May Day is taking the energy of a growing earth and projecting it into the body of life sustaining plants that will, eventually, be cut down by humans. Or, in the case of trees, spend that energy to prepare for Autumn and Winter, the dying, death, and sleep that they will endure until it is time for a reawakening.

The cycle continues.

It’s like the Big Bang.
At one point, everything in creation was pushed out. People, planets, and stars have and are assembling. Right now, with Spring, plants are pushing out of the ground and fashioning themselves into a lifetime.

But, at one point, the universe will begin to pull itself back together. The core of a universe has a gravitational pull that will bring everything back home. In doing so, everything that was created – people, planets, and things – will be merged together where they are everything and nothing. This is kind of like Winter. The Earth stops growing and sleeps or, in some cases, dies until it is time for a reawakening.

I guess my Wiccian is showing.

Anyway, I really wanted to write something but wasn’t sure what. This is what I came up with.
I feel like, as I have for the longest time, that I’m in a transitional phase with writing. I’ve been wanting to write professionally for most of my lifetime and I haven’t and I don’t know why.

A couple of days ago, I found some stories I wrote back in 1993. Yeah, I actually dated them with hand-written scrawled notes on who I sent them to for publication and who rejected them – practically everyone.

I wrote a lot. Why I can’t show the same devotion and optimism to my craft now as I did then is a complete mystery. Well, sort of.
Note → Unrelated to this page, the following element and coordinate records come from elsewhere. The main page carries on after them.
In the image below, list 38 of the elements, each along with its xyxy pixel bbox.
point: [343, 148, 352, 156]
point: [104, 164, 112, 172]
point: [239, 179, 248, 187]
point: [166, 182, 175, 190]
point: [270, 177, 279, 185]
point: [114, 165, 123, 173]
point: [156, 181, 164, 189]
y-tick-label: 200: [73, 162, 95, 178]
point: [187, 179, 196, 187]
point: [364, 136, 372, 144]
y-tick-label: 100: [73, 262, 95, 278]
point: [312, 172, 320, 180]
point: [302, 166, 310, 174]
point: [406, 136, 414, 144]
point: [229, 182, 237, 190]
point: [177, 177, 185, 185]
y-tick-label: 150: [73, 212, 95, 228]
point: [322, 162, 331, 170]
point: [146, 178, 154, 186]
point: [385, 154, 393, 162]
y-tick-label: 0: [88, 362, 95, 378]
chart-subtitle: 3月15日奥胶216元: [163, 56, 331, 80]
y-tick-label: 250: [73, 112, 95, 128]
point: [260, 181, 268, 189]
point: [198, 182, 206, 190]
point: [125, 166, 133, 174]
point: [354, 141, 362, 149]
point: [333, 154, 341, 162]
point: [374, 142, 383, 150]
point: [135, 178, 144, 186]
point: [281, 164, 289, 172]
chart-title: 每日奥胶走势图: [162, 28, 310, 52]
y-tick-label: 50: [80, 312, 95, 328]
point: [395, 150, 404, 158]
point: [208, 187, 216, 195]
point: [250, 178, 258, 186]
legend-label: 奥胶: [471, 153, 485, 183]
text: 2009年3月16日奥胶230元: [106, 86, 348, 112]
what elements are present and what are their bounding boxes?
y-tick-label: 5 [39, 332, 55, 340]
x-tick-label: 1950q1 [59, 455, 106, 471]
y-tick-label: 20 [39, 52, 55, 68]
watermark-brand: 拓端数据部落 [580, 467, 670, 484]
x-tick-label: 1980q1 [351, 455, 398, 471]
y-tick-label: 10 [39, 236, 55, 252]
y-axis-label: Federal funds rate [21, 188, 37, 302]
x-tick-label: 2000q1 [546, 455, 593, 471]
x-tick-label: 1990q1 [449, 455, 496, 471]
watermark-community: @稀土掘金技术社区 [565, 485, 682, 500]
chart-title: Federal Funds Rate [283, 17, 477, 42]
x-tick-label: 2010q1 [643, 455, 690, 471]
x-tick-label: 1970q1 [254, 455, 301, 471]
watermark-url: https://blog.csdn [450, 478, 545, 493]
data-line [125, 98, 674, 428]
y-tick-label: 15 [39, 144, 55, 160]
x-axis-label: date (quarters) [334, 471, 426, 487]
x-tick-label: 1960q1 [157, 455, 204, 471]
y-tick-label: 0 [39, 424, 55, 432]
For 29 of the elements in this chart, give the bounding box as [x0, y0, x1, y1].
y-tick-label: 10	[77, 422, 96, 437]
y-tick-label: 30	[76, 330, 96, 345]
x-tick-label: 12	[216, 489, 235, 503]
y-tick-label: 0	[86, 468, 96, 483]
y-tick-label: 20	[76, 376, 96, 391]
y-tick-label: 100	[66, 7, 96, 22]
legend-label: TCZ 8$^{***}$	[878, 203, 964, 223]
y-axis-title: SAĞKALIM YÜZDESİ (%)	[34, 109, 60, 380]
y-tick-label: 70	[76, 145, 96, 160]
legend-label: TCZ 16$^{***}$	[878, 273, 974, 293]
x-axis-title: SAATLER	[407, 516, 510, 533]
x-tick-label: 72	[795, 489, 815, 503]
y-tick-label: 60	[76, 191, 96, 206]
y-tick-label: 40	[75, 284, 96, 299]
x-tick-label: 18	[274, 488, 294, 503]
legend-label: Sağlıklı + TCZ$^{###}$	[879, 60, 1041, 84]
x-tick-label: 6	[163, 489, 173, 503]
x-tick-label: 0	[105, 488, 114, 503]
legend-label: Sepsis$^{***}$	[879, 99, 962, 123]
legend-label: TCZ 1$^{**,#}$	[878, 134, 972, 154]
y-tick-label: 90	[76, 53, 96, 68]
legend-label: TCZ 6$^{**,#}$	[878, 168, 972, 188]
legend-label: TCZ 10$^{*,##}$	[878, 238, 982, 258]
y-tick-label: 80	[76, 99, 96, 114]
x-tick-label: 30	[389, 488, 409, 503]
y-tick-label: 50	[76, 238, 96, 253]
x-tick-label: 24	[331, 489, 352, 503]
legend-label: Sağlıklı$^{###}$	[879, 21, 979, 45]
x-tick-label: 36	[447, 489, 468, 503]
I feel that there’s a void inside and, much like the idea of flowing out and pulling in, maybe I’m in the ‘pulling in’ stage. Twenty years ago, I was flowing out. Or, maybe, I’m just making up excuses for a perceived lack of talent, devotion, or that I just want to be more than what I am.

I don’t know.

But, I do know I’m going to take a shower and actually read a book for a while.
I picked up/stole “Flowers in the Attic” from one of those free library boxes. A person can’t be a writer if they don’t read. That sounds like a good evening.